No need to further curb ‘non-audit’ services of auditors: Industry bodies tell govt

NEW DELHI: Opposing any further curbs on ‘complementary’ non-audit services provided by auditors to companies, several industry bodies have told the government that the existing framework in this regard is adequate and benchmarked with the best global practices.

They have said there are sufficient safeguards in place with regard to the currently permissible non-audit services provided by auditors to their clients and any further restrictions or any addition to the restricted list would increase the cost of services without any corresponding benefit for the audit quality or independence.

The industry bodies have made their submissions in response to a consultation paper floated by the Ministry of Corporate Affairs (MCA), which has proposed significant amendments to existing regulations to enhance independence and accountability of auditors. This comes in the backdrop of several auditors and auditing entities coming under the regulatory lens for alleged misdoings.

While the Companies Act restricts auditors from providing certain specified non-audit services directly or indirectly to the company being audited as also for its holding and subsidiary entities, the MCA has now asked what more non-audit services can be included in the list.

This blacklist presently includes accounting and book keeping services; internal audit; design and implementation of any financial information system; actuarial services; investment advisory services; investment banking services; rendering of outsourced financial services; management services; and any other kind of services “as may be prescribed”.

In the consultation paper, MCA had noted that some audit firms were following self-regulation and had taken decisions to not take up non-attest work such as consulting and transaction advisory services from listed companies being audited by them.

Calling it “a welcome move” in the midst of auditors facing heat in some high-profile corporate scams, MCA said it has been suggested that more non-audit services could be added to the restricted list as there have been several media reports that the auditors have failed to report material issues with respect to auditee companies and in order to avoid conflict of interest and maintain the independence of the statutory auditors.

The deadline for submission of comments on the consultation paper ended on March 15.

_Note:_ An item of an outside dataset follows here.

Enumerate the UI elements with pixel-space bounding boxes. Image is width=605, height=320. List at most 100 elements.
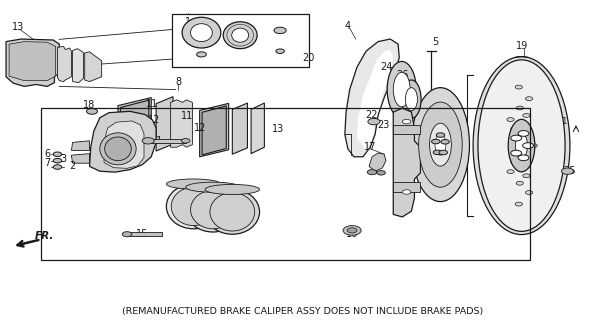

In its submission, the Confederation of Indian Industry (CII) has said the current framework on non-audit services is adequate and is benchmarked with global best practices and therefore it does not recommend adding further restrictions or prohibiting additional services.

For permissible non-audit services, the Companies Act already prescribes obtaining approval from audit committee of a company’s board.

The CII, however, has said MCA may consider restricting non-audit services for an audit client with regard to larger companies, such as those covered by NFRA, in the spirit of upholding the trust and credibility of the audit profession and overall capital markets.

NFRA is the National Financial Reporting Authority.

The CII has also sought greater clarity on existing prohibited services, such as “management services”, in the absence of any clear guidelines in the matter.

“This would enable companies and the audit committees to better monitor the non-audit services thereby enhancing compliance,” CII has said.

The Federation of Indian Chambers of Commerce and Industry (FICCI) has also told MCA that the existing provisions on non-audit services restrictions, fee cap and fee disclosures under various regulations are sufficient to maintain auditor independence and therefore there is no need to restrict more non-audit services for auditors.

It also cited the Institute of Chartered Accountants of India (ICAI) Council General Guidelines, saying they provide that fee charged for non-audit services by the auditor from listed auditee company may not be more than one time the audit fee.

FICCI said the audit committees can rather play a larger role in the approval of non-audit services provided by audit firms or their networks and a robust monitoring and enhanced disclosure mechanism will be more effective.

It has said any additional restrictions may impact capacity building, inhibit skill development, increase cost of services and restrict choice for companies.

“Moreover, there seems to be no tangible benefit on improvement in audit quality or independence,” it has said.

The industry body has also said auditors need to have a deep understanding of the company’s systems and processes and the impact of various regulatory changes and taxes on the company’s financial statements.

Hence, auditors can advise clients in a more efficient manner on various permissible non-audit services like tax compliance, financial due diligence, forensic services, it has added.

CII said it fully supports the concept of a better control and monitoring over non-audit services provided by auditors to audit clients and an enhanced governance will not only help in dealing with potential conflicts but will also dispel perceptions and apprehensions prevailing in the minds of stakeholders and regulators around such independence conflicts.

But, auditors are best placed to provide services like taxation compliance and certain advisory services, due to cumulative business knowledge, without any conflict or violating any independence principles, and therefore any further curbs can increase cost and potential inefficiency without any assurance on audit quality or auditor independence, it said.

CII has said any new restrictions would also impact the synergies that can be drawn by working with one firm for audit as well as essential but complementary/ permitted non-audit services.

Another industry body Amcham has said there is no need to restrict more non-audit services for auditors as the existing provisions for non-audit services restrictions, fee cap, and fee disclosures under various regulations are good enough to maintain auditor independence.